The Web (also sometimes called the Internet or the World Wide Web) allows access to a remarkable amount of information on virtually any topic imaginable. It is useful to think of the Web as having two faces, what might be called the Public Web and the Library Web. For your research, you will generally save time and find more quality information if you begin with the Library Web and then move to the Public Web if you need more information or other points of view.
The Library Web
The Library uses the Web to make available to BCC faculty, staff and students a wealth of full-text journal articles, periodical indexes in every discipline, and numerous databases of images, statistics, maps, and other information.
Library Web resources are free for your use, because the Farley Learning Resources Center spends thousands of dollars to obtain access for the campus community.
Library Web resources are carefully reviewed and selected by librarians based on their reliability, relevance to BCC studies, and value to academic research.
Library Web resources are organized by the library in a variety of ways that allow you to quickly determine which databases and journals may be valuable to your research.
Library Web resources are meant to be kept permanently. A primary function of a library is to be an organized storehouse of information published throughout time. As well as finding very current information, one can find on the Library Web information, including back issues of journals, going back many years.
Library Web resources come with personal assistance. Librarians are available to help you with any information need you may have.
The Public Web
Public Web resources have many useful types of information...

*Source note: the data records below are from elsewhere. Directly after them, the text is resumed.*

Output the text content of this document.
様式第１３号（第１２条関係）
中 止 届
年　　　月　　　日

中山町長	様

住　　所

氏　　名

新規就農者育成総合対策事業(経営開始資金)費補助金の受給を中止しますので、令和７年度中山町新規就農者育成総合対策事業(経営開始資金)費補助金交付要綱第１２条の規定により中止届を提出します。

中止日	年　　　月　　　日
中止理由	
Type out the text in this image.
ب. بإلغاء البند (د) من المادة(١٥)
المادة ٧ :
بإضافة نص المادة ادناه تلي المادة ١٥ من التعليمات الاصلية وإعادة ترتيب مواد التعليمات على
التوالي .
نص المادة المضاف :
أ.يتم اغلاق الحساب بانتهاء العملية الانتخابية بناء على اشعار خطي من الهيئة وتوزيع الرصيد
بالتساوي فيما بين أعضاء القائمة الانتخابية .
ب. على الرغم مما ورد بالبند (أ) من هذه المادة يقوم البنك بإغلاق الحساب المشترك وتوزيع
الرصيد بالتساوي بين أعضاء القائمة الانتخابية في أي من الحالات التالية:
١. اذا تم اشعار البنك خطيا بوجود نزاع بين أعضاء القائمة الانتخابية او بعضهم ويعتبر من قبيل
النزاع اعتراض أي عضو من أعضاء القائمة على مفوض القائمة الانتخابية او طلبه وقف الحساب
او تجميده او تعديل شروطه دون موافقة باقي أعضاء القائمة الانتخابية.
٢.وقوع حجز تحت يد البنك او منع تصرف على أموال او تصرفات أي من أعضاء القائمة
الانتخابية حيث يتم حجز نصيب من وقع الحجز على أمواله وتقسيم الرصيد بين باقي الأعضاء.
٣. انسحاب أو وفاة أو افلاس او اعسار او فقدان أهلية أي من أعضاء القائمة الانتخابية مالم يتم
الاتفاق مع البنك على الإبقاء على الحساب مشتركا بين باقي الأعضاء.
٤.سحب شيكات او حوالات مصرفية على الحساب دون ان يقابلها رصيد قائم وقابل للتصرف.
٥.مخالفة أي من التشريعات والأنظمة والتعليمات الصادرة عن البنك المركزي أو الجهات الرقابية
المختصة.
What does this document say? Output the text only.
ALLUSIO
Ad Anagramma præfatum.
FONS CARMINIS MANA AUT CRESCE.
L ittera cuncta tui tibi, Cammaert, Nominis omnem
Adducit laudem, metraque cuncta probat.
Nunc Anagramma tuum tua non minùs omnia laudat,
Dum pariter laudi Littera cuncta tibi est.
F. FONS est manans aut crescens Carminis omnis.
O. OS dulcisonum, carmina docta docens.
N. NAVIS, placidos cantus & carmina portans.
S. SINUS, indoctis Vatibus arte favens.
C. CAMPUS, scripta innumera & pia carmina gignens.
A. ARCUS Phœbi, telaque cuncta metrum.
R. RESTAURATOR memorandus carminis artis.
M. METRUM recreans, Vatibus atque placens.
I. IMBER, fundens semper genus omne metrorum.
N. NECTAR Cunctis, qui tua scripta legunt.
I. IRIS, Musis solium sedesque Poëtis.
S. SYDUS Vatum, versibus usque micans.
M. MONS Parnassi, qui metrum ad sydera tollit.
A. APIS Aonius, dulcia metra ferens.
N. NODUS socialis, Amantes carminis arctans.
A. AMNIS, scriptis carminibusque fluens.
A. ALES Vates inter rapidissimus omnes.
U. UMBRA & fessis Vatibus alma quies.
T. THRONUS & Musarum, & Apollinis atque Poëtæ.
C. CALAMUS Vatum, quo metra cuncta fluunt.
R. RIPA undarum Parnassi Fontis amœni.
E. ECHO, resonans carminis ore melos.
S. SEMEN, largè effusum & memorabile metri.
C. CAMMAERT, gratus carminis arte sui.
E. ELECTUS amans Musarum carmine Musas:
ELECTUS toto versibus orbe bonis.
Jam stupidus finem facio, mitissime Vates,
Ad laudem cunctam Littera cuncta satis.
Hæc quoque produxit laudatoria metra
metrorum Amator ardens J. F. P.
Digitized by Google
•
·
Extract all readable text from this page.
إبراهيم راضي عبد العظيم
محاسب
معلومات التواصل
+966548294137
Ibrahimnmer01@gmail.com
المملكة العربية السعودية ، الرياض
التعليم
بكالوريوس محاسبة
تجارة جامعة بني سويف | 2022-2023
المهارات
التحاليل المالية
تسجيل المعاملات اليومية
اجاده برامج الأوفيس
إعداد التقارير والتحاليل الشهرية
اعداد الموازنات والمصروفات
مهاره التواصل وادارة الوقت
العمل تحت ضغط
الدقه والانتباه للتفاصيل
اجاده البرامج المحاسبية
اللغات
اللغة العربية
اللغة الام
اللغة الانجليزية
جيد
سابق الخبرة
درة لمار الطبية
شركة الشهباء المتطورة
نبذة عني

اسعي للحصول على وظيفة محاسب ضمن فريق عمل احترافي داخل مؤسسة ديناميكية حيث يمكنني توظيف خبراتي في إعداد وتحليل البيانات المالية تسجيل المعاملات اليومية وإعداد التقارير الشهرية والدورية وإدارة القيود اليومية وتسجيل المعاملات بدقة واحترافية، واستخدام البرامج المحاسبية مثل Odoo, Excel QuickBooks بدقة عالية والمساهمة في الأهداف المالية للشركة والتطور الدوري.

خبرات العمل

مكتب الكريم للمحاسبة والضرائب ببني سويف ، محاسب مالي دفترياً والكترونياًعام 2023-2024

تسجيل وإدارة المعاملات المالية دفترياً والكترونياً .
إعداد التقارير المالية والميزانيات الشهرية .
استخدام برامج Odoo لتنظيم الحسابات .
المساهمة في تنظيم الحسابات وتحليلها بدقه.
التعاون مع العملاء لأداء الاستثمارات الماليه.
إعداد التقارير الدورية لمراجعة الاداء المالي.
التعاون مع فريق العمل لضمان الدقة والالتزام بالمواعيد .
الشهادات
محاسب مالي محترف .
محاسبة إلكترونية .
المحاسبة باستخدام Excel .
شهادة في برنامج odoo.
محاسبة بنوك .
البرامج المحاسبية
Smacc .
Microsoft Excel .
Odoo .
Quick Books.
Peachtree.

Public Web resources generally do not go through a review process. Anyone can publish on the Web without passing the content through an editor. Pages might be written by an expert on the topic, a journalist, a disgruntled consumer or even a child.
Public Web resources are not organized. Some directory services, like Yahoo, provide links to sites in subject lists. But there are too many Web pages for any single directory service to comprehensively organize and index.
Public Web resources are seldom comprehensive. Rarely will you be able to use a search engine on the Web to collect information about your topic from earlier decades and different types of sources.
Public Web resources are not permanent. Some well-maintained sites are updated with very current information, but other sites may become quickly dated or disappear altogether without much if any notice.
Which Web to Use?
Think of it this way, access to the public Web is like free broadcast T.V. Anyone can get to those channels. But the Library Web space is like premium cable. The Library buys premium Web databases for our students to use, like one pays for premium channels on cable TV.
GO with the strengths of the public Web
- to obtain information on colleges, museums, non-profit organizations, or companies
- for very current information such as news, sports scores, weather, stock quotes
- to research a well-known event or individual
- to use online job postings, shopping, auctions, or travel services
- for opinions on a topic
STOP and think! There are better places to look than the public Web
- to find articles in scholarly journals
- to find articles published in popular magazines
- to search databases that index articles in many academic disciplines
- to find books on your topic
- to locate the full text of articles or books that are copyrighted
"But my professor said we can't use the Internet!"
If your professor has said that you can't use Web resources for your paper, you may wish to ask for clarification. Very possibly your professor will accept information on the "Library Web," much of which consists of online versions of materials the library once collected (or even continues to collect) in print form such as journals and reference works.